Steppin’ into Stardom: Judith Hill “Back In Time”

judith hill, prince, back in time, 20 steps from stardom
On Back In Time singer Judith Hill offers a unique and idiosyncratic group of performances that distance her from her back up singer roots. Featured prominently in the Academy Award winning documentary 20 Steps from Stardom Hill’s segment typified the predicament and pitfalls of trying to move from a reasonably stable career providing support vocals for “stars” to shouldering a spotlight position of her own. Before that she had seen a major tour and possible springboard for solo recognition evaporate with the untimely passing of Michael Jackson. Her extensive rehearsals with the “King of Pop” appear in the film This Is It. Hill also tried the TV competition route with a stint on The Voice in 2013. Although garnering her nationwide attention it did not produce the hoped for star turn.

Glass Slipper…
Fortunately in the past year Hill came to the attention of Prince and the “always a bridesmaid” situation changed. A few weeks of recording at the Minneapolis Music Maharajah’s Paisley Park studio has yielded a sterling setting for her talents. The album has a tight modern sound but as one might expect from the title and production by a stylistic sponge like Prince there is also a deep awareness of musical heritage.

Laying Tracks…
The opening track “As Trains Go By” is laden with vinyl “rice krispies” and a throaty distorted vocal that could have been sampled from a 1930’s field recording. That said, lyrical content is cutting edge with references to specifics of recent racial tensions warning “While Martin sleeps Brother Malcolm is awake” leavened only by the chorus “Like CeeLo Green in a sea of red lights, might as well be famous, since I ain’t gonna be white,” which cannot help but produce a grin. “Trains” and second tune “Turn Up” set the stage with funky pocket grooves, lots of unison singing and “character” voices, reminiscent of likely benchmark Sly and The Family Stone.

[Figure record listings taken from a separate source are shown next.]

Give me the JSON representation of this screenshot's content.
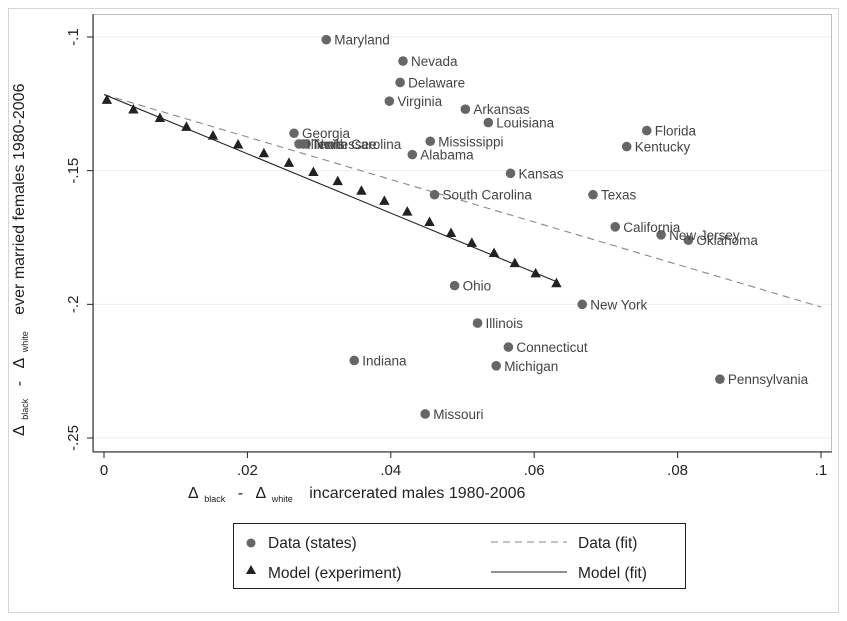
{
  "chart_data": {
    "type": "scatter",
    "title": "",
    "xlabel": {
      "symbol": "Δ",
      "sub1": "black",
      "minus": "-",
      "symbol2": "Δ",
      "sub2": "white",
      "text": "incarcerated males 1980-2006"
    },
    "ylabel": {
      "symbol": "Δ",
      "sub1": "black",
      "minus": "-",
      "symbol2": "Δ",
      "sub2": "white",
      "text": "ever married females 1980-2006"
    },
    "xlim": [
      0,
      0.1
    ],
    "ylim": [
      -0.25,
      -0.1
    ],
    "x_ticks": [
      0,
      0.02,
      0.04,
      0.06,
      0.08,
      0.1
    ],
    "x_tick_labels": [
      "0",
      ".02",
      ".04",
      ".06",
      ".08",
      ".1"
    ],
    "y_ticks": [
      -0.1,
      -0.15,
      -0.2,
      -0.25
    ],
    "y_tick_labels": [
      "-.1",
      "-.15",
      "-.2",
      "-.25"
    ],
    "grid": "horizontal",
    "series": [
      {
        "name": "Data (states)",
        "kind": "scatter",
        "marker": "circle",
        "color": "#666666",
        "points": [
          {
            "label": "Maryland",
            "x": 0.031,
            "y": -0.101
          },
          {
            "label": "Nevada",
            "x": 0.0417,
            "y": -0.109
          },
          {
            "label": "Delaware",
            "x": 0.0413,
            "y": -0.117
          },
          {
            "label": "Virginia",
            "x": 0.0398,
            "y": -0.124
          },
          {
            "label": "Arkansas",
            "x": 0.0504,
            "y": -0.127
          },
          {
            "label": "Louisiana",
            "x": 0.0536,
            "y": -0.132
          },
          {
            "label": "Georgia",
            "x": 0.0265,
            "y": -0.136
          },
          {
            "label": "Illinois",
            "x": 0.0272,
            "y": -0.14
          },
          {
            "label": "Tennessee",
            "x": 0.0278,
            "y": -0.14
          },
          {
            "label": "North Carolina",
            "x": 0.0282,
            "y": -0.14
          },
          {
            "label": "Mississippi",
            "x": 0.0455,
            "y": -0.139
          },
          {
            "label": "Alabama",
            "x": 0.043,
            "y": -0.144
          },
          {
            "label": "Florida",
            "x": 0.0757,
            "y": -0.135
          },
          {
            "label": "Kentucky",
            "x": 0.0729,
            "y": -0.141
          },
          {
            "label": "Kansas",
            "x": 0.0567,
            "y": -0.151
          },
          {
            "label": "South Carolina",
            "x": 0.0461,
            "y": -0.159
          },
          {
            "label": "Texas",
            "x": 0.0682,
            "y": -0.159
          },
          {
            "label": "California",
            "x": 0.0713,
            "y": -0.171
          },
          {
            "label": "New Jersey",
            "x": 0.0777,
            "y": -0.174
          },
          {
            "label": "Oklahoma",
            "x": 0.0815,
            "y": -0.176
          },
          {
            "label": "Ohio",
            "x": 0.0489,
            "y": -0.193
          },
          {
            "label": "New York",
            "x": 0.0667,
            "y": -0.2
          },
          {
            "label": "Illinois",
            "x": 0.0521,
            "y": -0.207
          },
          {
            "label": "Connecticut",
            "x": 0.0564,
            "y": -0.216
          },
          {
            "label": "Indiana",
            "x": 0.0349,
            "y": -0.221
          },
          {
            "label": "Michigan",
            "x": 0.0547,
            "y": -0.223
          },
          {
            "label": "Pennsylvania",
            "x": 0.0859,
            "y": -0.228
          },
          {
            "label": "Missouri",
            "x": 0.0448,
            "y": -0.241
          }
        ]
      },
      {
        "name": "Model (experiment)",
        "kind": "scatter",
        "marker": "triangle",
        "color": "#222222",
        "points": [
          {
            "x": 0.0004,
            "y": -0.1235
          },
          {
            "x": 0.0041,
            "y": -0.1271
          },
          {
            "x": 0.0078,
            "y": -0.1303
          },
          {
            "x": 0.0115,
            "y": -0.1336
          },
          {
            "x": 0.0152,
            "y": -0.1369
          },
          {
            "x": 0.0187,
            "y": -0.1402
          },
          {
            "x": 0.0223,
            "y": -0.1435
          },
          {
            "x": 0.0258,
            "y": -0.1471
          },
          {
            "x": 0.0292,
            "y": -0.1505
          },
          {
            "x": 0.0326,
            "y": -0.1539
          },
          {
            "x": 0.0359,
            "y": -0.1575
          },
          {
            "x": 0.0391,
            "y": -0.1613
          },
          {
            "x": 0.0423,
            "y": -0.1653
          },
          {
            "x": 0.0454,
            "y": -0.1692
          },
          {
            "x": 0.0484,
            "y": -0.1733
          },
          {
            "x": 0.0513,
            "y": -0.177
          },
          {
            "x": 0.0544,
            "y": -0.1808
          },
          {
            "x": 0.0573,
            "y": -0.1846
          },
          {
            "x": 0.0602,
            "y": -0.1884
          },
          {
            "x": 0.0631,
            "y": -0.1921
          }
        ]
      },
      {
        "name": "Data (fit)",
        "kind": "line",
        "style": "dashed",
        "color": "#888888",
        "points": [
          {
            "x": 0,
            "y": -0.1215
          },
          {
            "x": 0.1,
            "y": -0.201
          }
        ]
      },
      {
        "name": "Model (fit)",
        "kind": "line",
        "style": "solid",
        "color": "#222222",
        "points": [
          {
            "x": 0,
            "y": -0.1215
          },
          {
            "x": 0.0631,
            "y": -0.1915
          }
        ]
      }
    ],
    "legend": {
      "placement": "bottom",
      "entries": [
        {
          "label": "Data (states)",
          "symbol": "circle"
        },
        {
          "label": "Data (fit)",
          "symbol": "dashed-line"
        },
        {
          "label": "Model (experiment)",
          "symbol": "triangle"
        },
        {
          "label": "Model (fit)",
          "symbol": "solid-line"
        }
      ]
    }
  }
}
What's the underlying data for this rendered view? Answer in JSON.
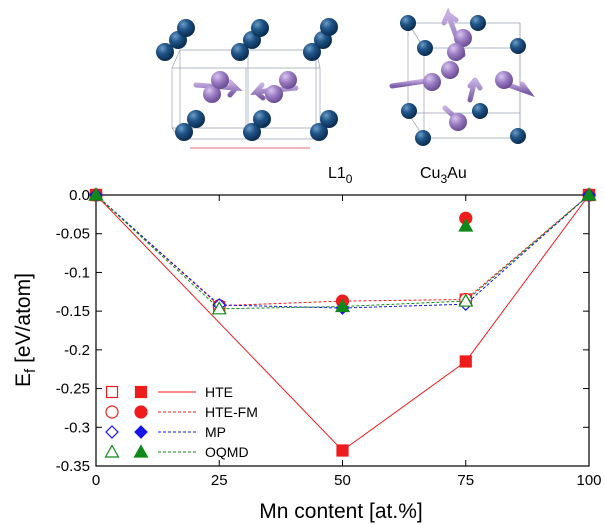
{
  "structures": [
    {
      "label": "L1",
      "sub": "0"
    },
    {
      "label": "Cu",
      "sub": "3",
      "suffix": "Au"
    }
  ],
  "chart_data": {
    "type": "line",
    "xlabel": "Mn content [at.%]",
    "ylabel": "E",
    "ylabel_sub": "f",
    "ylabel_unit": " [eV/atom]",
    "xlim": [
      0,
      100
    ],
    "ylim": [
      -0.35,
      0.0
    ],
    "xticks": [
      0,
      25,
      50,
      75,
      100
    ],
    "xtick_labels": [
      "0",
      "25",
      "50",
      "75",
      "100"
    ],
    "yticks": [
      0.0,
      -0.05,
      -0.1,
      -0.15,
      -0.2,
      -0.25,
      -0.3,
      -0.35
    ],
    "ytick_labels": [
      "0.0",
      "-0.05",
      "-0.1",
      "-0.15",
      "-0.2",
      "-0.25",
      "-0.3",
      "-0.35"
    ],
    "legend_position": "bottom-left",
    "series": [
      {
        "name": "HTE",
        "color": "#ee1c1c",
        "line_style": "solid",
        "marker": "square",
        "hull": {
          "x": [
            0,
            50,
            75,
            100
          ],
          "y": [
            0.0,
            -0.33,
            -0.215,
            0.0
          ]
        },
        "open": {
          "x": [
            0,
            25,
            75,
            100
          ],
          "y": [
            0.0,
            -0.145,
            -0.135,
            0.0
          ]
        },
        "filled": {
          "x": [
            0,
            50,
            75,
            100
          ],
          "y": [
            0.0,
            -0.33,
            -0.215,
            0.0
          ]
        }
      },
      {
        "name": "HTE-FM",
        "color": "#ee1c1c",
        "line_style": "dashed",
        "marker": "circle",
        "hull": {
          "x": [
            0,
            25,
            50,
            75,
            100
          ],
          "y": [
            0.0,
            -0.143,
            -0.137,
            -0.135,
            0.0
          ]
        },
        "open": {
          "x": [
            0,
            25,
            75,
            100
          ],
          "y": [
            0.0,
            -0.143,
            -0.135,
            0.0
          ]
        },
        "filled": {
          "x": [
            0,
            50,
            75,
            100
          ],
          "y": [
            0.0,
            -0.137,
            -0.03,
            0.0
          ]
        }
      },
      {
        "name": "MP",
        "color": "#1515e6",
        "line_style": "dashed",
        "marker": "diamond",
        "hull": {
          "x": [
            0,
            25,
            50,
            75,
            100
          ],
          "y": [
            0.0,
            -0.142,
            -0.146,
            -0.141,
            0.0
          ]
        },
        "open": {
          "x": [
            0,
            25,
            75,
            100
          ],
          "y": [
            0.0,
            -0.142,
            -0.141,
            0.0
          ]
        },
        "filled": {
          "x": [
            0,
            50,
            100
          ],
          "y": [
            0.0,
            -0.146,
            0.0
          ]
        }
      },
      {
        "name": "OQMD",
        "color": "#11881a",
        "line_style": "dashed",
        "marker": "triangle",
        "hull": {
          "x": [
            0,
            25,
            50,
            75,
            100
          ],
          "y": [
            0.0,
            -0.147,
            -0.144,
            -0.137,
            0.0
          ]
        },
        "open": {
          "x": [
            0,
            25,
            75,
            100
          ],
          "y": [
            0.0,
            -0.147,
            -0.137,
            0.0
          ]
        },
        "filled": {
          "x": [
            0,
            50,
            75,
            100
          ],
          "y": [
            0.0,
            -0.144,
            -0.04,
            0.0
          ]
        }
      }
    ]
  }
}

Though each song can stand on its own merit, the excellent track sequencing ultimately makes for a better complete listening experience than a “needle drop” excursion. There’s even an old school crossfade as the jaunty lope and thunky low end of “Cure” (think “Penny Lane” period Beatles) slides into the rainy day dream jazz of “Love Trip.” “Angel In The Dark” is a spare groove with angular electro-string hooks and a radio ready chorus ripe for multiple remixes. “Cry, Cry, Cry” presents a sophisticated mid-century blues complete with bee-sting purple lead guitar lines. “Beautiful Life” is spun off a delicate piano vamp and wrapped in a rich arrangement. It has a delicious Gladys Knight vibe and I’d love to hear it performed live. “Wild Tonight” and “Jammin’ in the Basement” will ably hip check “Uptown Funk” in your current party mixes.

SkeletonPete Says…
A session singer’s stock in trade is as invisible mortar for a lead vocalist’s sonic structure. On “Back In Time” we finally hear who Judith Hill actually is, in her own voice. It’s an exciting, enjoyable, and refreshing revelation and these tracks smartly stay focused on that vocal personality.